If we want future adults to be well mannered, respectful creatures, a supportive coexistence with children is something we should view as an investment. So while nobody wants a two-year-old cannon balling peas at them in a Three Hat restaurant, is it too much to tolerate an excitable toddler for 20 minutes at your local coffee house? Unfortunately, plenty of people think it is and spend entire breakfasts fighting the urge to tip a plate of free-range eggs on a child’s head.
You see, intolerance is the natural default position here and parents know it. Walk into a crowded café with your kids and you might as well proclaim you’re about to spit in everyone’s orange juice. Heads bow, eyes roll and people cross their fingers, hoping against hope you won’t sit anywhere near them.
This reaction is more problematic than you might think. Negative body language from others immediately puts parents on edge. The meal is dogged by tension and stress before it’s even started. Jittery about the child’s possible behaviour, parents become overly fussy, anxious and impatient; conduct guaranteed to light the fuse of a preschooler who feeds off attention (good or bad) like a starving dog. You might not realise it, but that exasperated sigh could be the catalyst for a situation that may easily be avoided by a simple welcoming smile.
Despite widespread perception, parents aren’t narcissistic idiots. We simply want to do nice things with our kids. We don’t feel we have a right to bulldoze our way through your childfree existence with a mountain of day-glo toys, however it’s likely that doing things as a family will include sharing space with other people. Do you like going to to the park or the museum or riding on the train? So do we. If you opt to walk your sabre toothed pit-bull, ride your bike at 30km/h or swear loudly while we’re in the local park, guess what? We’re expected to suck it up.
We’re not masochists either. Funnily enough we don’t consider trying to contain a small child in a busy place a heap of fun. Most of us accept we have a responsibility to chose venues wisely and plan our travel sensibly. It would make such a difference if people ditched the misanthropy and accepted children as part and parcel of everyday life. Yes they’re noisy, yes they’re messy but they’re also enormous fun and have the ability to make your day significantly brighter if you engage with them.

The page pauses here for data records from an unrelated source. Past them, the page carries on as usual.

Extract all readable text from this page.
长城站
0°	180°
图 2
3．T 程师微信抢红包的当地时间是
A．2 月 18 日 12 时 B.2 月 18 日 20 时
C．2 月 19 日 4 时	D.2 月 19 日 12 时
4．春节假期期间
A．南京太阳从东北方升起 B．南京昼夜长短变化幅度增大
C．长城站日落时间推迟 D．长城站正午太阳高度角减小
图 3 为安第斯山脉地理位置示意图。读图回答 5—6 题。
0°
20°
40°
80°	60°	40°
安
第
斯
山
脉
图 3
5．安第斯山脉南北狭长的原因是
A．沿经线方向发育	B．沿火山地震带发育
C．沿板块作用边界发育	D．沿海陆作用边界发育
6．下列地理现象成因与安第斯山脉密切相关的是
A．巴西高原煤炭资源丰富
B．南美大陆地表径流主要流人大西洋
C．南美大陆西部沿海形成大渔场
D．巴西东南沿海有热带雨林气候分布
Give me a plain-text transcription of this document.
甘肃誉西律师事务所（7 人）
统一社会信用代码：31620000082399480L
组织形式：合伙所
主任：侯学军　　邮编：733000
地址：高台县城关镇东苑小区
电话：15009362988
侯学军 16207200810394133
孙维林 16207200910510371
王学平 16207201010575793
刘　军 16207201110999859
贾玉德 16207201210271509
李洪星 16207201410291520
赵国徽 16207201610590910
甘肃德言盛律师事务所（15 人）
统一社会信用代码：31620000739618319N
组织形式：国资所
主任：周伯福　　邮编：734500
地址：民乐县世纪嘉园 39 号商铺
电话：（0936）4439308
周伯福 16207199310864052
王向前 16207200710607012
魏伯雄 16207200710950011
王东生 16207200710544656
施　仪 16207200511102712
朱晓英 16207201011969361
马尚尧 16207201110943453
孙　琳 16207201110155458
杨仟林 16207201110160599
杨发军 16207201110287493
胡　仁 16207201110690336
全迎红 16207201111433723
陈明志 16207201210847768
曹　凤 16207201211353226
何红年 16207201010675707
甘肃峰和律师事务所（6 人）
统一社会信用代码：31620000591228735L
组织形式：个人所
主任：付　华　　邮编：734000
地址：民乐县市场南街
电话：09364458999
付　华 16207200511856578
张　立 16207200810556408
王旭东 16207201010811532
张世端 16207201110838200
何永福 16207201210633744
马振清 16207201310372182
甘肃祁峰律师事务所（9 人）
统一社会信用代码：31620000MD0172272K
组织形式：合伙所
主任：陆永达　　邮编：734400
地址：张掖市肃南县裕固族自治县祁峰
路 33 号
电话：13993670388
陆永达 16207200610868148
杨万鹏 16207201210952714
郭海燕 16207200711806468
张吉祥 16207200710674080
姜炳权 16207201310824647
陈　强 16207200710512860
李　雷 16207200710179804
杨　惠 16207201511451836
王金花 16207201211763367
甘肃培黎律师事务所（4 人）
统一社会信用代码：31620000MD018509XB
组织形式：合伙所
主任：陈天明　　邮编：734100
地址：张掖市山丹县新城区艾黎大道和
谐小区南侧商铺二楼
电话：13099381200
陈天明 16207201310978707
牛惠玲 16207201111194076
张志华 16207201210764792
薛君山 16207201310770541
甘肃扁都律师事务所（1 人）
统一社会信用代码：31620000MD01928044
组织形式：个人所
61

As for banning them altogether? Okay, so where does the thin end of that particular wedge lead us? Locking the elderly out of supermarkets? Fining learner drivers for dithering at traffic lights? Whipping mobile phones out of the hands of braying executives? Instead, perhaps we could advocate a bit of tolerance. “Hell is other people” as Satre once said, but life would be a whole lot nicer if we opted for a positive sense of inclusion rather than a place where everyone that’s not you should be out of sight and out of mind.